NÃO OLHE PARA OS OLHOS DELA PT 2

Um conto erótico de GABRIEL SILVA
Categoria: Heterossexual
Contém 1522 palavras
Data: 17/04/2026 12:34:48
Assuntos: Heterossexual

Voltei pra casa com o sol quente no céu. O gosto do cupuaçu ainda grudava na língua, mas era o aviso da Fernanda que não saía da cabeça. Batia. Batia. Batia. me deixando louco.

A casa grande estava muda. Meu pai ainda na oficina.
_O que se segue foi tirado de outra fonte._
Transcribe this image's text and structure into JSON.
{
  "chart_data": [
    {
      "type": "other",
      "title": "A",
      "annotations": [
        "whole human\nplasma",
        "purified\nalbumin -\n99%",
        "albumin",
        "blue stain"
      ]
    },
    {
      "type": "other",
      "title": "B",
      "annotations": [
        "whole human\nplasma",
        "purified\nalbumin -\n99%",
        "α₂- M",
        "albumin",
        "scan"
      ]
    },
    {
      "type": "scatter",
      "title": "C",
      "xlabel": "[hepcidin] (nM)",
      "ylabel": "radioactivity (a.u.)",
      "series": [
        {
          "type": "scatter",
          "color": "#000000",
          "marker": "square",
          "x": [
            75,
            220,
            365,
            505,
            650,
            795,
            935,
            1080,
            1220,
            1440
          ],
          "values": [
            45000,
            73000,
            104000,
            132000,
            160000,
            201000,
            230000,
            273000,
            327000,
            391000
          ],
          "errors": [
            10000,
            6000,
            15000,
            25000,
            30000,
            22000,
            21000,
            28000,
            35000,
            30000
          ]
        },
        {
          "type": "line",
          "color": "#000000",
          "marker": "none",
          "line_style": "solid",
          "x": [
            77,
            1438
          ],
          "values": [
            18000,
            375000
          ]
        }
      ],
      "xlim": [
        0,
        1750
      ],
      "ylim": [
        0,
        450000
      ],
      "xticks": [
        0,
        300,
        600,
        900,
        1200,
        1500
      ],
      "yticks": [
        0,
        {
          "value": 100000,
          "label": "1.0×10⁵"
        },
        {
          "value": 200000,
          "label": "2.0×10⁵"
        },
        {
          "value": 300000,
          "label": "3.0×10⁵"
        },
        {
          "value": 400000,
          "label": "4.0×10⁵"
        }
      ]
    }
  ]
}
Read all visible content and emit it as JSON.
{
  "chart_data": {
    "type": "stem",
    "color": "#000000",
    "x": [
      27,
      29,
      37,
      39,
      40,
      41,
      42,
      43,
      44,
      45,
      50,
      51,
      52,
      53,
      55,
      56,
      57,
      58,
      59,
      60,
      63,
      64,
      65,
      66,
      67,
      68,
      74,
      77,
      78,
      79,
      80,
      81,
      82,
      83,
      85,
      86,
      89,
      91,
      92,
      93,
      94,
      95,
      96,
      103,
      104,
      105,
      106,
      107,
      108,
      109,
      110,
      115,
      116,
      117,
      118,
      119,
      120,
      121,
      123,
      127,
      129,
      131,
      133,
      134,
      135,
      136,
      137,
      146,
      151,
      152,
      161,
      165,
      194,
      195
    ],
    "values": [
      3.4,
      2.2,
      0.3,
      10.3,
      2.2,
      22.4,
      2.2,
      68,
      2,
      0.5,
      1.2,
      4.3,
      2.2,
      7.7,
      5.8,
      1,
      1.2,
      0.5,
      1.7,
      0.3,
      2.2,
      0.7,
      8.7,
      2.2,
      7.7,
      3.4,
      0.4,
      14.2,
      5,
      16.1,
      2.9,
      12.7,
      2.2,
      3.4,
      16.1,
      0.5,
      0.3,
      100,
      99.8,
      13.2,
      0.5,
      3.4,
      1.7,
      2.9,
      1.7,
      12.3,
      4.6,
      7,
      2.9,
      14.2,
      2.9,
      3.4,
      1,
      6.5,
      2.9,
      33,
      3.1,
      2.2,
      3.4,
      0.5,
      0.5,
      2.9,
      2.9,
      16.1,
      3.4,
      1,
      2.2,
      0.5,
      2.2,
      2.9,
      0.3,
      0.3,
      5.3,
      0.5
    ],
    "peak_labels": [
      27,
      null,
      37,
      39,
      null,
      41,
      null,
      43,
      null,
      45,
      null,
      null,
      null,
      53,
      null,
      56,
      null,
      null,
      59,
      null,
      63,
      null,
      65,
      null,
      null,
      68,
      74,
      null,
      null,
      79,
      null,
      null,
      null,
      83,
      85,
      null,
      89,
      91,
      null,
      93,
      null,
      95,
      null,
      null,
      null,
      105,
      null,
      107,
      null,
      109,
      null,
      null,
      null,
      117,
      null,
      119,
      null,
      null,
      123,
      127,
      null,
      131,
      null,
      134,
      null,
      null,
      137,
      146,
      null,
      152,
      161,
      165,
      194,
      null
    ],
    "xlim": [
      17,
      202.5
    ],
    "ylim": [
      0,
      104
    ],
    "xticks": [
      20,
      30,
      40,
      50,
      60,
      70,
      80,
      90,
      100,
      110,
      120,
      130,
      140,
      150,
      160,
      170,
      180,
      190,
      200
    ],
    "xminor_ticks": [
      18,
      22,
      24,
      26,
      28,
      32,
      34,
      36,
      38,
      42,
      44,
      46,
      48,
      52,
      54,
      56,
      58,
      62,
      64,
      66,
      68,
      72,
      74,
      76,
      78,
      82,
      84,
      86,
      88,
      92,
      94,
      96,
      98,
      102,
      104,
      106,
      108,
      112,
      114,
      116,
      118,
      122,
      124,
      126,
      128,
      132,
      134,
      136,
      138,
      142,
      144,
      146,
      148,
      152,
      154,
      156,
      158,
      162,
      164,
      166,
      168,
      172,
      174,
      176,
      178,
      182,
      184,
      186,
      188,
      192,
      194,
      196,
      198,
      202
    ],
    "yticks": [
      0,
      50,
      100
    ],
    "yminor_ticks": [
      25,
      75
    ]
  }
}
Da cozinha vinha barulho de faca na tábua de cortar.

— Chegou, Samu? — Sofia apareceu na porta com um sorriso largo demais pra ser normal. — O jantar já sai.

Amanda cortava legumes. Não falou. Só me mediu com o canto do olho e voltou pra faca. Não era a cara de nojo de sempre. Era algo afiado. Cirúrgico.

Subi. tomei um banho rápido. Me joguei na cama exausto de ser o cara novo, o de fora, o paulista. Fechei os olhos e pedi pra não pensar na voz baixa da Fernanda. No "as noites são mais longas".

Não sei quando mas apaguei legal.

Estou no quintal. Noite fechada. O ar é quente, denso, como se a cidade inteira segurasse a respiração junto comigo.

ouço um assobio corta o silêncio. Longo. Agudo. Vem de cima.

No telhado, agachada nas telhas, Dona Iracema me observa. Mas não é ela. É uma versão torta. Coluna encurvada, dedos compridos demais. Os olhos não são castanhos. São amarelos. E brilham.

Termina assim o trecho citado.